"I wish to ask you a few questions," Maitland said to Gwen as soon as the door had closed behind Osborne and his companion, "and I beg you will remember that in doing so, however personal my inquiries may seem, they have but one object in view--the solution of this mystery." "I have already had good proof of your singleness of purpose," she replied. "Only too gladly will I give you any information in my possession. Until this assassin is found, and my father's good name freed from the obloquy which has been cast upon it, my existence will be but a blank,--yes, worse, it will be an unceasing torment; for I know my father's spirit--if the dead have power to return to this earth--can never rest with this weight of shame upon it." As she spoke these words the depth of grief she had hitherto so well concealed became visible for a moment, and her whole frame shook as the expression of her emotion reacted upon her. The next instant she regained her old composure, and said calmly: "You see I have every reason to shed whatever light I can upon this dark subject."
"Please, then, to answer my questions methodically, and do not permit yourself to reason why I have asked them. What was your father's age?"
"Sixty-two."
"Did he drink?"
"No."
"Did he play cards?"
"Yes."
"Poker?"
"Yes, and several other games."
"Was he as fond of them as of croquet?"
"No; nothing pleased him as croquet did--nothing, unless it were chess."
"Hum! Do you play chess?"
"Yes; I played a good deal with father."
"What kind of a game did he play?"
"I do not understand you. He played a good game; my father did not enjoy doing anything that he could not do well."
"I mean to ask if his positions were steadily sustained--or if, on the other hand, his manoeuvres were swift, and what you might call brilliant."

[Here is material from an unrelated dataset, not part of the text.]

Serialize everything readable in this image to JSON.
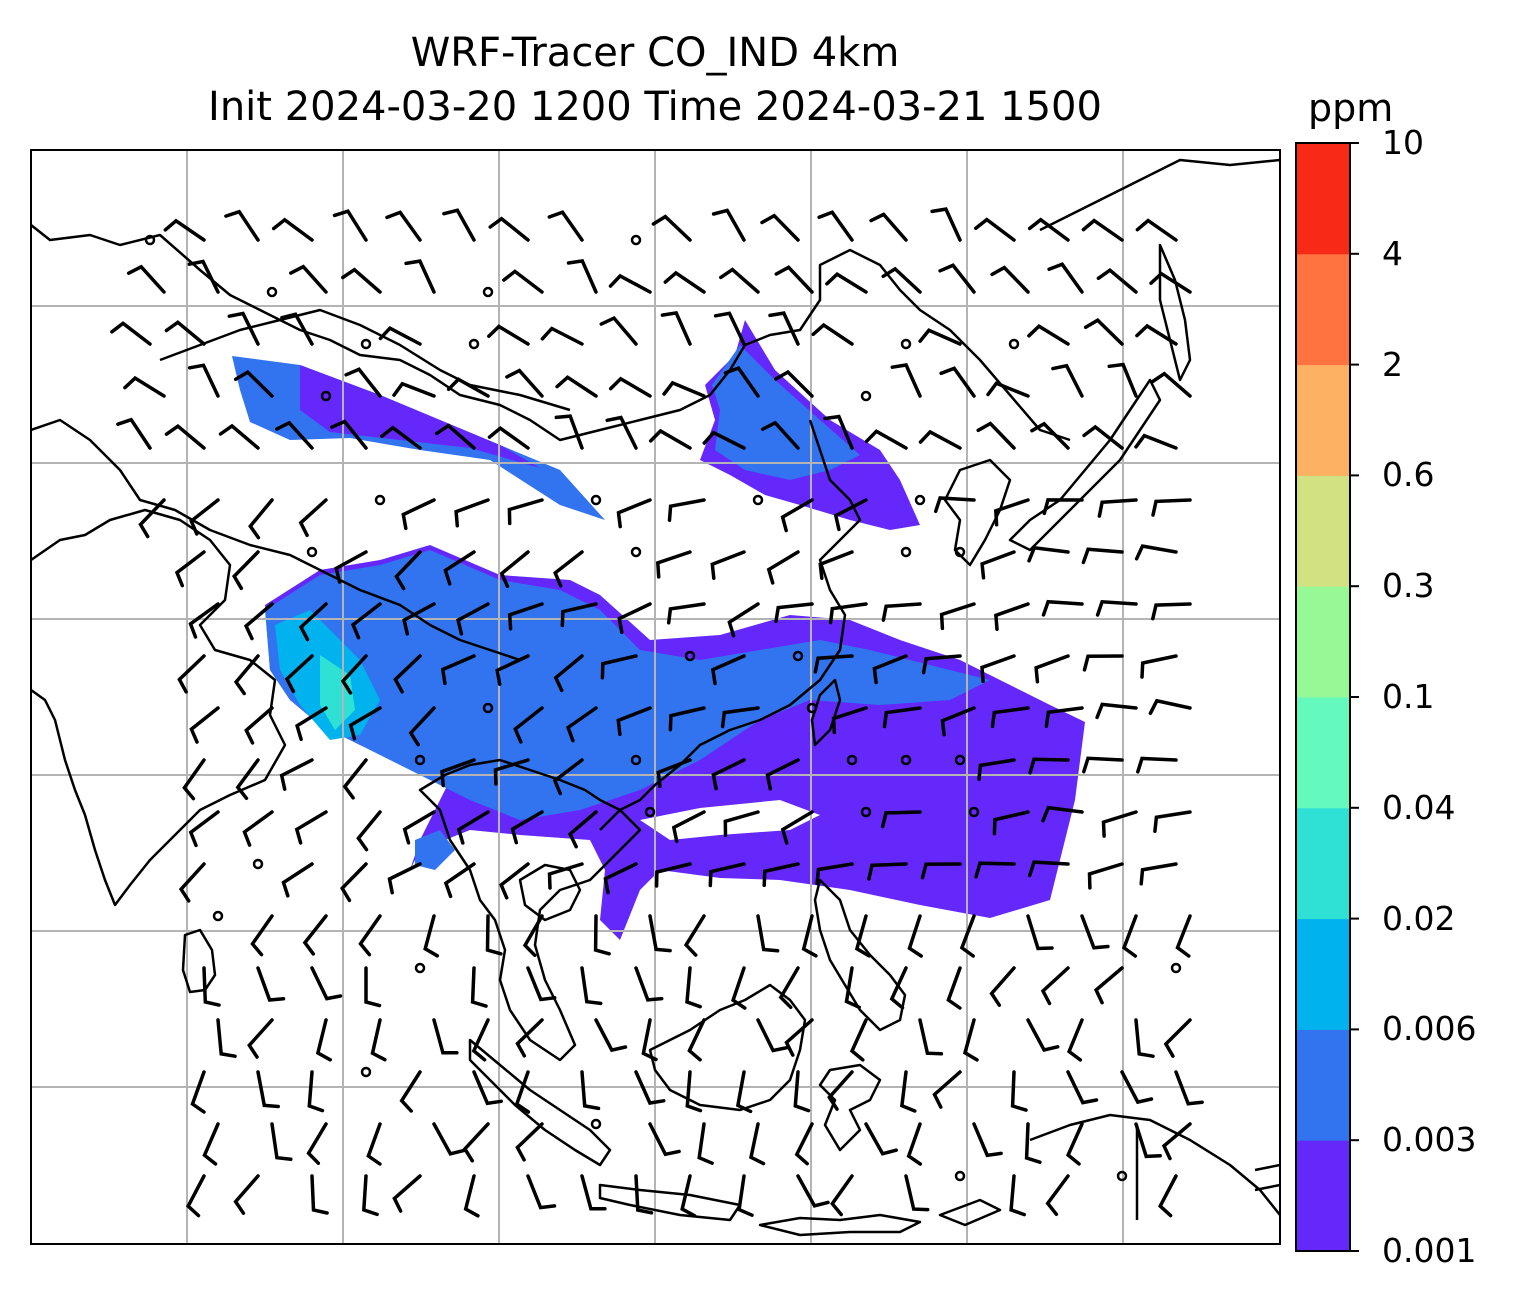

"I think you would call them brilliant."
"Hum! How old are you?"
"Twenty-two."
"Tell me your relations with your father."

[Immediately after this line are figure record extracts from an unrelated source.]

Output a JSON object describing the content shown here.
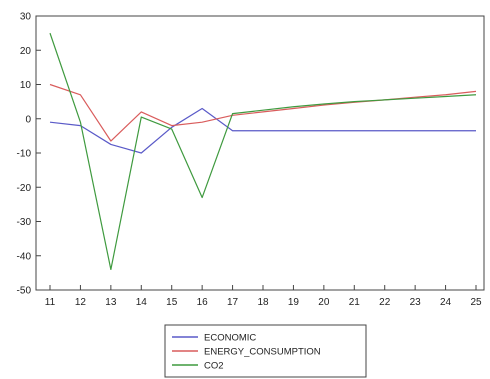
{
  "chart_data": {
    "type": "line",
    "title": "",
    "xlabel": "",
    "ylabel": "",
    "x": [
      11,
      12,
      13,
      14,
      15,
      16,
      17,
      18,
      19,
      20,
      21,
      22,
      23,
      24,
      25
    ],
    "ylim": [
      -50,
      30
    ],
    "yticks": [
      -50,
      -40,
      -30,
      -20,
      -10,
      0,
      10,
      20,
      30
    ],
    "grid": false,
    "legend_position": "bottom-center",
    "series": [
      {
        "name": "ECONOMIC",
        "color": "#5a5ac8",
        "values": [
          -1.0,
          -2.0,
          -7.5,
          -10.0,
          -2.5,
          3.0,
          -3.5,
          -3.5,
          -3.5,
          -3.5,
          -3.5,
          -3.5,
          -3.5,
          -3.5,
          -3.5
        ]
      },
      {
        "name": "ENERGY_CONSUMPTION",
        "color": "#d95c5c",
        "values": [
          10.0,
          7.0,
          -6.5,
          2.0,
          -2.0,
          -1.0,
          1.0,
          2.0,
          3.0,
          4.0,
          4.8,
          5.5,
          6.3,
          7.0,
          8.0
        ]
      },
      {
        "name": "CO2",
        "color": "#3f9a3f",
        "values": [
          25.0,
          -1.0,
          -44.0,
          0.5,
          -3.0,
          -23.0,
          1.5,
          2.5,
          3.5,
          4.3,
          5.0,
          5.5,
          6.0,
          6.5,
          7.0
        ]
      }
    ]
  }
}
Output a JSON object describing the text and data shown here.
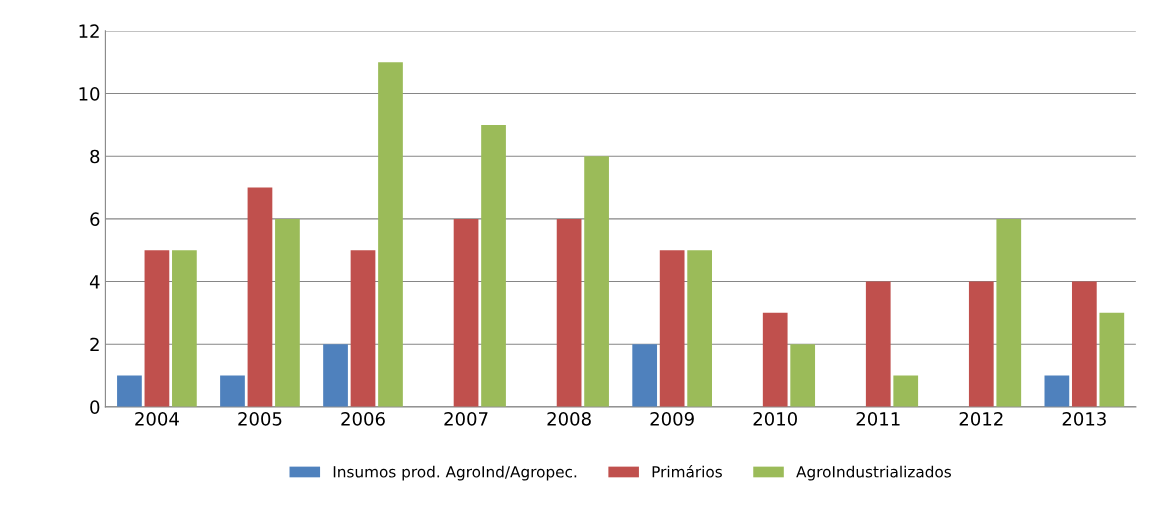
{
  "chart_data": {
    "type": "bar",
    "categories": [
      "2004",
      "2005",
      "2006",
      "2007",
      "2008",
      "2009",
      "2010",
      "2011",
      "2012",
      "2013"
    ],
    "series": [
      {
        "name": "Insumos prod. AgroInd/Agropec.",
        "color": "#4f81bd",
        "values": [
          1,
          1,
          2,
          0,
          0,
          2,
          0,
          0,
          0,
          1
        ]
      },
      {
        "name": "Primários",
        "color": "#c0504d",
        "values": [
          5,
          7,
          5,
          6,
          6,
          5,
          3,
          4,
          4,
          4
        ]
      },
      {
        "name": "AgroIndustrializados",
        "color": "#9bbb59",
        "values": [
          5,
          6,
          11,
          9,
          8,
          5,
          2,
          1,
          6,
          3
        ]
      }
    ],
    "ylim": [
      0,
      12
    ],
    "yticks": [
      0,
      2,
      4,
      6,
      8,
      10,
      12
    ],
    "grid": "y",
    "legend": "bottom"
  }
}
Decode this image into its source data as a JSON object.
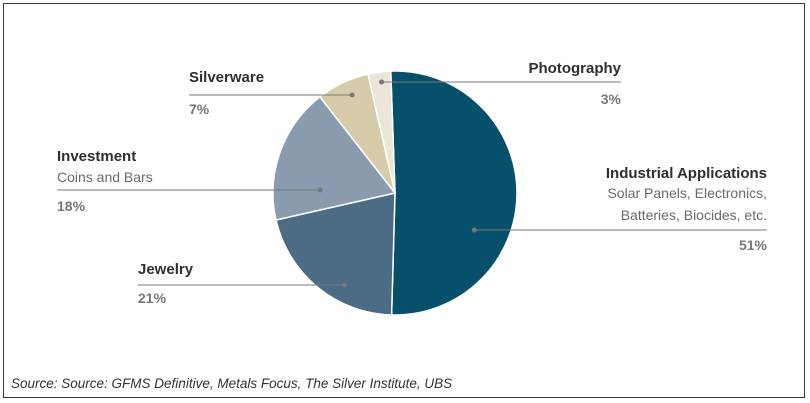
{
  "chart_data": {
    "type": "pie",
    "slices": [
      {
        "label": "Industrial Applications",
        "sublabel": [
          "Solar Panels, Electronics,",
          "Batteries, Biocides, etc."
        ],
        "value": 51,
        "pct_label": "51%",
        "color": "#07506b"
      },
      {
        "label": "Jewelry",
        "sublabel": [],
        "value": 21,
        "pct_label": "21%",
        "color": "#4c6b84"
      },
      {
        "label": "Investment",
        "sublabel": [
          "Coins and Bars"
        ],
        "value": 18,
        "pct_label": "18%",
        "color": "#8a9bb0"
      },
      {
        "label": "Silverware",
        "sublabel": [],
        "value": 7,
        "pct_label": "7%",
        "color": "#d7ccaa"
      },
      {
        "label": "Photography",
        "sublabel": [],
        "value": 3,
        "pct_label": "3%",
        "color": "#ebe6d8"
      }
    ]
  },
  "source": "Source: Source: GFMS Definitive, Metals Focus, The Silver Institute, UBS"
}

"We were most constant companions. My mother--she and my father --they were not altogether companionable--in short, they were ill-mated, and, being wise enough to find it out, and having no desire to longer embitter each other's lives, they agreed to separate when I was only four. They parted without the slightest ill-feeling, and I remained with father. He was very fond of me, and would permit no one else to teach me. At seven I was drawing and painting under his guidance. At eight the violin was put into my hands and my studies in voice began. In the meantime father was most careful not to neglect my physical training; he taught me the use of Indian clubs, and how to walk easily. At eight I could walk four miles an hour without fatigue. The neighbours used to urge that I be put to school, but my father would reply--many a time I have heard him say it--'a child's brain is like a flower that blossoms in perceptions and goes to seed in abstractions. Correct concepts are the raw material of reason. Every desk in your school is an intellectual loom which is expected to weave a sound fabric out of rotten raw material. While your children are wasting their fibre in memorising the antique errors of classical thought my child is being fitted to perceive new truths for herself.' It is needless to say his friends considered these views altogether too radical. But for all that I was never sent to school. My father's library was always at my disposal, and I was taught how to use it. We were constantly together, and grew so into each other's lives that "--but her voice failed her, and her eyes moistened. Maitland, though he apparently did not notice her emotion, so busy was he in making notes, quickly put a question which diverted her attention.